Townshend is recording a new album for a Who tour this year
The 60-year-old said studio headphones caused his hearing problems, rather than playing loudly on stage.
"I have unwittingly helped to invent and refine a type of music that makes its principal proponents deaf," Townshend wrote on his website.
"My intuition tells me there is terrible trouble ahead."
Townshend, who is preparing to tour with the Who this year, said he discovered he had "badly damaged" his hearing in the 1970s.
"My ears are ringing, loudly," he wrote. "My own particular kind of damage was caused by using earphones in the recording studio, not playing loud on stage."
He said he must take 36-hour hearing rests while recording a new album with fellow Who member Roger Daltrey, breaks he describes as "frustrating and agonising, but compulsory".
Townshend said late bandmate John Entwistle also suffered hearing problems, causing him to play out of time at a Who concert in 2000.
"Hearing loss is a terrible thing because it cannot be repaired," he wrote.
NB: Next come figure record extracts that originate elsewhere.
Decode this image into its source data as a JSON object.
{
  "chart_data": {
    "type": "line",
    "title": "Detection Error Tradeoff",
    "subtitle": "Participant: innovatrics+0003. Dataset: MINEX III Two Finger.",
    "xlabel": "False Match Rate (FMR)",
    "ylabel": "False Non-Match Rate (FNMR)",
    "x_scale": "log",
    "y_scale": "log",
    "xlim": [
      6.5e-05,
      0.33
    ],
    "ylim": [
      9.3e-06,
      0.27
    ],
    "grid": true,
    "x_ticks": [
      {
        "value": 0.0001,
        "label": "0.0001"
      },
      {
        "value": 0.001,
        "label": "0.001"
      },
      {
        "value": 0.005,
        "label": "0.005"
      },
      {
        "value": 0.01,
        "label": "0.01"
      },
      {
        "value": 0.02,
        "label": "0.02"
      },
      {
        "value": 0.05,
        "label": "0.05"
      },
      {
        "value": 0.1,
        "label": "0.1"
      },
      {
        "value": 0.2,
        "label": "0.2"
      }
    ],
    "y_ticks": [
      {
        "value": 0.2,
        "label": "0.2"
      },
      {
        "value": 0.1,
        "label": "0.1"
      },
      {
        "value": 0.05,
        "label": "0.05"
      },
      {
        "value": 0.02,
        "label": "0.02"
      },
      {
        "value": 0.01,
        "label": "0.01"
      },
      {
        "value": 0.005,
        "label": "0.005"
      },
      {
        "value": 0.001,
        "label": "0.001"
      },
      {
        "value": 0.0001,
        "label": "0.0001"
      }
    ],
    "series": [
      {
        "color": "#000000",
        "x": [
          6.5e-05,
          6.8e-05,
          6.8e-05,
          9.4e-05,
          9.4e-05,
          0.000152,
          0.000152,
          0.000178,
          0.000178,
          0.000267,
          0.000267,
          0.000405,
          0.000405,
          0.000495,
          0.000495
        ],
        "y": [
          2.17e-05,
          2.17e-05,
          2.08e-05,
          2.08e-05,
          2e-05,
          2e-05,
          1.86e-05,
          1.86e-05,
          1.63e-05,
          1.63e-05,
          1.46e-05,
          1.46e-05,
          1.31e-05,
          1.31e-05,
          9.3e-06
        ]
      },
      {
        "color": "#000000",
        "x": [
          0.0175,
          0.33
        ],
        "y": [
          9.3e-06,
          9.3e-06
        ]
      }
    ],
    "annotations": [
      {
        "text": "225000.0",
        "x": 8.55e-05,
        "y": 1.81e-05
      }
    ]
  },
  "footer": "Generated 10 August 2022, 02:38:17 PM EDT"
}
"If you use an iPod or anything like it, or your child uses one, you may be OK. It may only be studio earphones that cause bad damage."
But he added that headphone use will increase because "the computer is now central to our world".
"The downside may be that on our computers - for privacy, for respect to family and co-workers, and for convenience - we use earphones at almost every stage of interaction with sound."